Ainda pouco conhecido no Brasil, um projeto que deve trazer inúmeros avanços para a neurociência num futuro breve tem sido amplamente divulgado nos Estados Unidos. O Connectome, apelidado por ''genoma do cérebro'', pretende desvendar as conexões cerebrais e mostrar que o cérebro é uma grande rede que funciona totalmente interligada com o corpo, diferente do que se pensava até então. O projeto conta com a participação de 34 pesquisadores de nove instituições internacionais e se concentra, principalmente, no National Institutes of Health, do Departamento de Saúde dos Estados Unidos.
O neuropsiquiatra e professor voluntário na Universidade Estadual de Londrina (UEL), Eduardo Prado - que também faz pesquisas na área - explica que o estudo vai dissecar cada fiação neuronal com a ajuda de supercomputadores e deve contribuir, entre diversas outras coisas, com a evolução dos diagnósticos de doenças neurológicas.
''É um trabalho difícil porque o ser humano conta com 100 bilhões de neurônios em cerca de dez trilhões de conexões. Mas é um processo para gerações que nos trará informações importantes para as próximas décadas'', destaca.

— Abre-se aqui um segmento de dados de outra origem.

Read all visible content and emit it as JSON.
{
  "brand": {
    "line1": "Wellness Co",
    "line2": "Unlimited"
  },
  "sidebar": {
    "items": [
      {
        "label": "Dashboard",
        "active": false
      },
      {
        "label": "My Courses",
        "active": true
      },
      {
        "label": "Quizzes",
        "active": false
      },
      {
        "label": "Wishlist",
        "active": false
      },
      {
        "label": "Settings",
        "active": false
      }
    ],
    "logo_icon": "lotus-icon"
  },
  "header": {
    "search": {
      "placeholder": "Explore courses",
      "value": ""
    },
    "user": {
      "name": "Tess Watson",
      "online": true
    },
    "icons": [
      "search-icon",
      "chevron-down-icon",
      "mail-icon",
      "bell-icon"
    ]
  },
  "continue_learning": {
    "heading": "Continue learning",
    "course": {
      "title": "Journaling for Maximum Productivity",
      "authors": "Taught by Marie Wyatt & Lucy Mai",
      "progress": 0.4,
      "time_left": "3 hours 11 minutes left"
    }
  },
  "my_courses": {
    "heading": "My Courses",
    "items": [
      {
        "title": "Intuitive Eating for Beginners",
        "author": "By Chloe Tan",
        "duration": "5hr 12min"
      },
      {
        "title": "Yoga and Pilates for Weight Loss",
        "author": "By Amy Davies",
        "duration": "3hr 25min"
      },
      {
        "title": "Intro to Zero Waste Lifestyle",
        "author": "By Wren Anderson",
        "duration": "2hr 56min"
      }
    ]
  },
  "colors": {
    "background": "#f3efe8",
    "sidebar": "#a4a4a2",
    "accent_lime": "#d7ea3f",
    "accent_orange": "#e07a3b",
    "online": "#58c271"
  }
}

O médico lembra que até a década de 1960 duas correntes de pesquisadores norte-americanos renomados entendiam o funcionamento do cérebro de maneiras distintas. Os ''localizacionistas'' acreditavam que cada parte do cérebro era responsável por uma função, como o sentimento de raiva, amor, memória, etc. Já os ''equipotencialistas'' entendiam que o órgão funcionava como uma máquina ativa manifestada por uma força vital gerando a expressão do corportamento humano.
''Nenhuma das duas correntes estava certa nem errada. Os dois grupos tinham um pouco de razão e uma parcela de erro nesses conceitos. Mas o que se sabe hoje é que o cérebro funciona em grandes redes altamente complexas que se processam dinamicamente envolvendo sentidos, memórias, emoções, etc'', diz.
De acordo com Prado, o Connectome possibilitará um monitoramento completo e o mapeamento dos caminhos neurais que explicam o funcionamento do cérebro. Outra novidade é a participação de um sistema matemático que revela o que ocorre dentro dos ''nós'' da grande rede de fiação que compõe o cérebro.
''O cérebro é uma máquina muito complexa. Como até então não havia meios para entendê-lo, vivíamos de teorias. Existem muitas doenças hoje que, depois desse trabalho, teremos condições de descobrir o que acontece enquanto elas se desenvolvem'', diz.

Avanço


A partir do Connectone, o cérebro nunca mais será o mesmo. Com os estudos já realizados, os pesquisadores entendem que o órgão não está apenas na cabeça. Para os especialistas, o cérebro se estende pelo corpo indo da ponta do dedão do pé até os fios de cabelo.
Prado ressalta que os resultados desse projeto poderão ser fundamentais na colaboração dos diagnósticos das doenças psiquiátricas, que atualmente são feitos basicamente por meio de observações clínicas. ''Hoje ainda não temos nenhum método que possa dar um correlato neurobiológico. A neurologia consegue diferenciar coisas mais graves, um tumor, mas quando é uma doença puramente psiquiátrica, não. Com essas pesquisas já se tem observado algumas alterações, o que vai ajudar muito na hora de identificar uma doença psiquiátrica e também tratá-la'', finaliza.